With this validator in place, we should now be equipped to answer the question I asked above, as to why commute can’t be used when we subtract from a balance. Try it:

(defn transfer-money [from to amount]
  (dosync
    (when (>= @from amount)
      (Thread/sleep (rand-int 150))
      (commute from - amount)  ;; BAD
      (Thread/sleep (rand-int 15))
      (commute to + amount))))

We’ll modify our make-random-transactions function slightly:

(defn make-random-transactions [acc1 acc2 n]
  (dotimes [_ n]
    (let [[from to] (shuffle [acc1 acc2])]
      (transfer-money from to (rand-int 500)))))

I changed (rand-int @from) to (rand-int 500). So this code will attempt to make transfers that are in excess of the sending account’s balance, and only the when clause in transfer-money prevents that from happening.

Confession time:

I was not able to get the above code, or any variations I tried, to actually break. No matter what I did, it kept working. On my computer, running (test-threaded-transfers) at a REPL with the above definitions still works fine.

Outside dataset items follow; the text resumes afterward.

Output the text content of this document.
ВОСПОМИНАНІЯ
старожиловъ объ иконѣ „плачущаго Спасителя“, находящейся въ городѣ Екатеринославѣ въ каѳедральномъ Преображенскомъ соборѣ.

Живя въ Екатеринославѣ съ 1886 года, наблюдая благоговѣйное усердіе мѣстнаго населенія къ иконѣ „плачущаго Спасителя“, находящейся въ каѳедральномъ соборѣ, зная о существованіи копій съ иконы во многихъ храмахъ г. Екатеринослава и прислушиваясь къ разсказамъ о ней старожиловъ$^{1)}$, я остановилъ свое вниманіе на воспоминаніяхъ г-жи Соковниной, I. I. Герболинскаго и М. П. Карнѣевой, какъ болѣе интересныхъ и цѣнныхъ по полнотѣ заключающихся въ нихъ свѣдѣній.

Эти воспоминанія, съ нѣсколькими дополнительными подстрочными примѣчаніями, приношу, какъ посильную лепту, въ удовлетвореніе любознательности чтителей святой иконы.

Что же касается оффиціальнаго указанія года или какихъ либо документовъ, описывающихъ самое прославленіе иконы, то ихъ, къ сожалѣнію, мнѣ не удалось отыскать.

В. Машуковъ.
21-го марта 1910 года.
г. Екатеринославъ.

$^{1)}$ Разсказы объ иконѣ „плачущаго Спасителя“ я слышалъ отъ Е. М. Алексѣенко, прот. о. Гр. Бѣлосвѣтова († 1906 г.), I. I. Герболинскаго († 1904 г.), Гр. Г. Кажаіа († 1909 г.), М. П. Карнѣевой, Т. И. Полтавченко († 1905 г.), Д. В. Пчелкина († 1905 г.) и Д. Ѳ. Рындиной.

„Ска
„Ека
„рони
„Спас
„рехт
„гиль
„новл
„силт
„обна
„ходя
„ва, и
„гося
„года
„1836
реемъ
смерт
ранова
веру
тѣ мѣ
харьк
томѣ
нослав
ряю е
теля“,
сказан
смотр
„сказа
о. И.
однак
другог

But here’s how I hoped it would break, and why I believe it’s broken in theory. One of the accounts would go negative, making validation fail, like so:

Despite many tries, I haven’t gotten this scenario to actually happen. But it might! Maybe with more threads, or on a different computer, or if you ran the test a million times. I promise the above code is bad and you better not write it if you have real money at stake.

Or maybe I goofed and there’s some reason, unknown to me, why my scenario will never happen. I’ll update this post if I find out.

Why no bang?

As a total side note, you might wonder why the functions to modify refs don’t have a bang at the end. swap! and reset! have the bang, alter and ref-set don’t.

It turns out the official meaning of a bang in Clojure is “this function is not safe to use in a transaction”. It doesn’t mean the function has a side effect, like in Scheme. It means if you call it in a dosync something bad will happen.

Every function that modifies a ref has to happen in a dosync, by definition, so they don’t have the bang.

Conclusion

Refs implement software transactional memory. This essentially means they provide similar guarantees to databases. Transactions on refs are atomic, consistent, and isolated — the A, C, and I in ACID.

Atoms can provide the same guarantees as long as you store all relevant state in a single atom. But refs generalize atoms, allowing you to express multiple identities in a more natural way, and allowing more concurrency: if you modify different, unrelated bits of state, you don’t get any unnecessary retries.

For further reading on refs, I recommend Neale Swinnerton’s post Clojure STM: What, Why, How?, which goes more into the nitty-gritty of how they’re implemented.

Thanks to Lindsey Kuper for inspiring this post and the previous “Atoms by experiment”. Lindsey urged me to take a more experimental, demonstrative approach after I showed her a very dry, early draft post which was basically my notes from watching a Rich Hickey talk. Not that there is anything wrong with Rich’s talks.

I don’t have any immediate plans to write about agents or vars, so this is the end for now. Thanks for reading!